Voters support the concerns of the Occupy movement, but don’t support the protests themselves and are divided over whether police were justified in breaking them up, new polling shows.

The weekly online poll from Essential Research found 29% of voters support both the movement’s concerns and protests, while 13% didn’t agree with their concerns. Around 40% agreed with their concerns, but didn’t agree with the action. The only strong support came from Greens voters; 59% of whom supported both the movement’s concerns and the protests.

There was real division over the controversial police break-ups of the protests in Melbourne and Sydney. Essential found 42% of voters backed police action to break up the protests over the 41% who said they should have been allowed to continue, with Labor and Greens voters strongly supporting their continuation and Liberal voters equally vehemently opposed.

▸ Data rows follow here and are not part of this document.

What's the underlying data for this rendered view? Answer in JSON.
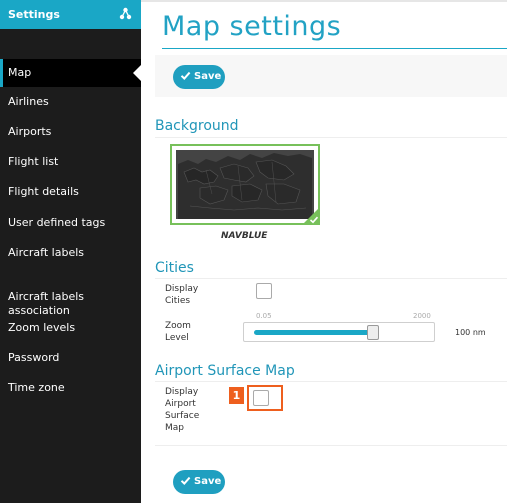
{
  "sidebar": {
    "title": "Settings",
    "header_icon": "tree-structure-icon",
    "items": [
      {
        "label": "Map",
        "active": true
      },
      {
        "label": "Airlines"
      },
      {
        "label": "Airports"
      },
      {
        "label": "Flight list"
      },
      {
        "label": "Flight details"
      },
      {
        "label": "User defined tags"
      },
      {
        "label": "Aircraft labels"
      },
      {
        "label": "Aircraft labels\nassociation"
      },
      {
        "label": "Zoom levels"
      },
      {
        "label": "Password"
      },
      {
        "label": "Time zone"
      }
    ]
  },
  "main": {
    "title": "Map settings",
    "save_label": "Save",
    "background": {
      "title": "Background",
      "selected_map": "NAVBLUE"
    },
    "cities": {
      "title": "Cities",
      "display_label": "Display\nCities",
      "display_checked": false,
      "zoom_label": "Zoom\nLevel",
      "zoom_min": "0.05",
      "zoom_max": "2000",
      "zoom_value": "100 nm",
      "zoom_fraction": 0.68
    },
    "airport_surface": {
      "title": "Airport Surface Map",
      "display_label": "Display\nAirport\nSurface\nMap",
      "display_checked": false,
      "step_marker": "1"
    }
  },
  "colors": {
    "accent": "#1aa7c6",
    "title_blue": "#22a2c4",
    "sidebar_bg": "#1c1c1c",
    "selected_border": "#77c05a",
    "step_marker": "#ee5f1e"
  }
}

On the issue of coal seam gas, half of those polled wanted further restrictions on the mining exercise, compared to 20% who feel current regulations balance the rights of farmers and miners. This leaves a high “don’t know” vote for both sides to win over.

And on gambling, there’s been a fall in support for tighter regulation of the industry since April 2011 when Essential last asked voters how they felt about different forms of gambling. Support for tighter regulation of poker machines has fallen from 62% to 52% since April, with 35% saying the current level of regulation is about right. Support for more regulation of casinos and Lotto has also fallen, while there’s now greater support for regulation of sports betting.

Essential also asked whether voters thought the major parties favoured the interests of business or workers, or balanced them. Both the Labor and Liberal parties scored 14% on balance, and thereafter radically diverged: voters thought Labor favoured workers over business 41-28%, while the Liberals — despite Tony Abbott’s moves away from liberal economic orthodoxy on a range of issues — were considered to favour business over workers by a huge 61-8%, suggesting a possible area for Labor to exploit if it is adept enough to tap into the current anti-corporate mood running through the community.

On voting intention, the first good news for Labor for a while: a two-point lift in its primary vote to 34%, at the expense of both the Coalition (down one to 47%) and the Greens (down one to 10%). The two-party preferred vote, on a rolling fortnightly basis, remains on 55-45% to the Coalition.